Some notes on tiling texture
Viva La Difference!
Wolfgang (aka VAM) created this original small, wire mesh tile from a linked JPG image given by Mark (aka Woodburyboy)
in his forum
inquiry. Courtesy of them, you too can compare the effect material size has on your SketchUp model - and add a gorgeous new material to your collection.
CLICK on the images to get a full-sized version. Then right-click on the image to download. Then import the image into SketchUp to make it into a texture.
The test: Open a new session of SketchUp. Import the first image. Paint it on a rectangle. Save the model. Do the same thing with the second texture. The SKP file size of a single face painted with the larger fence grid will be nearly doubled the file size of the same sized face painted with the single tile.
(Right-clicking on these thumbnail images will save even smaller copies. Although there is not a clean transition between the transparent and colored region. Using a thumbnail image as a SketchUp material could produce an unpleasant white outline artifact around each tile.)
- Import the smallest image for tiling textures, which again is to minimize the imported file size.
- Granted, more complex textures, like cobblestone, may need larger tile images to look better. But try to minimize texture size wherever possible.
- Some online texture resources and tutorials on making your own tiling textures in a photo editing program are located over on the Resources page, Materials and Textures section.

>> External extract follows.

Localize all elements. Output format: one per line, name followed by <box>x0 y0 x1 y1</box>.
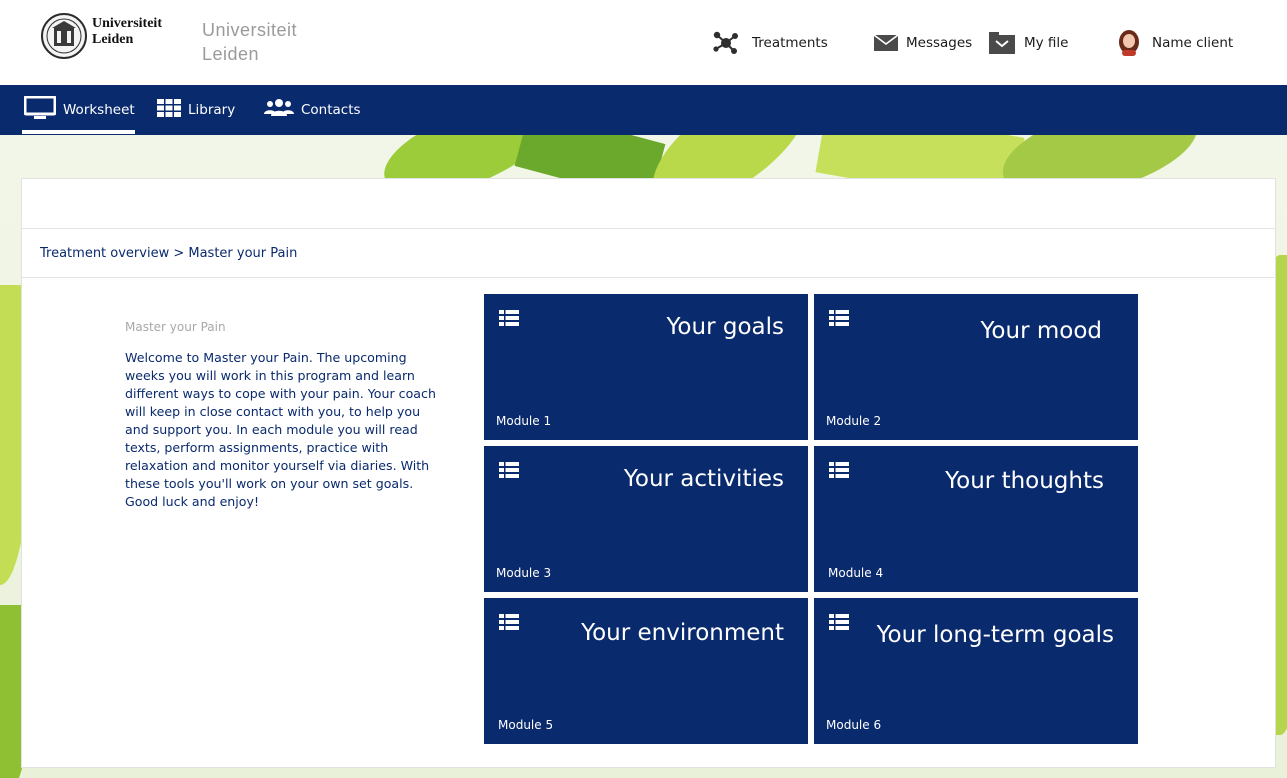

Now, a little more about Goldilocks...
Goldilocks is a tool for testing whether the assets you have in your model are of the appropriate resolution for the current viewpoint. Are your assets consistent in their resolution.
It has 2 modes for testing: Texture and Geometry
In Texture mode, Goldilocks calculates for the current viewpoint how many texture pixels are mapping to each viewport pixel for your materials. eg If a face takes up 100 pixels wide in the SketchUp viewport, you don't need a texture of 4000 wide for its material. As in, it will make zero difference to render quality (for any renderer) and just bloat your file. What it reveals is when you've imported a texture that is much higher resolution than required - I've found textures of 14000 x 14000 used on a tiny face in the corner of a room!
In Geometry mode, Goldilocks calculates for the current viewpoint the Edge Density for your Groups and Components. eg If a Component takes up 100 pixels wide in the SketchUp viewport, you don't need 10,000 faces in its geometry - its just a waste of space which will have zero difference in render quality.
Edge Density is the number of edges in a Component divided by volume of Component to give a normalized "edges per unit volume". The actual value is meaningless, what you want in your model is roughly similar edge density throughout - if you spot something with way higher edge density, may be worth checking it out. FYI I once found a coat peg in a model with 30,000 faces in it using Goldilocks.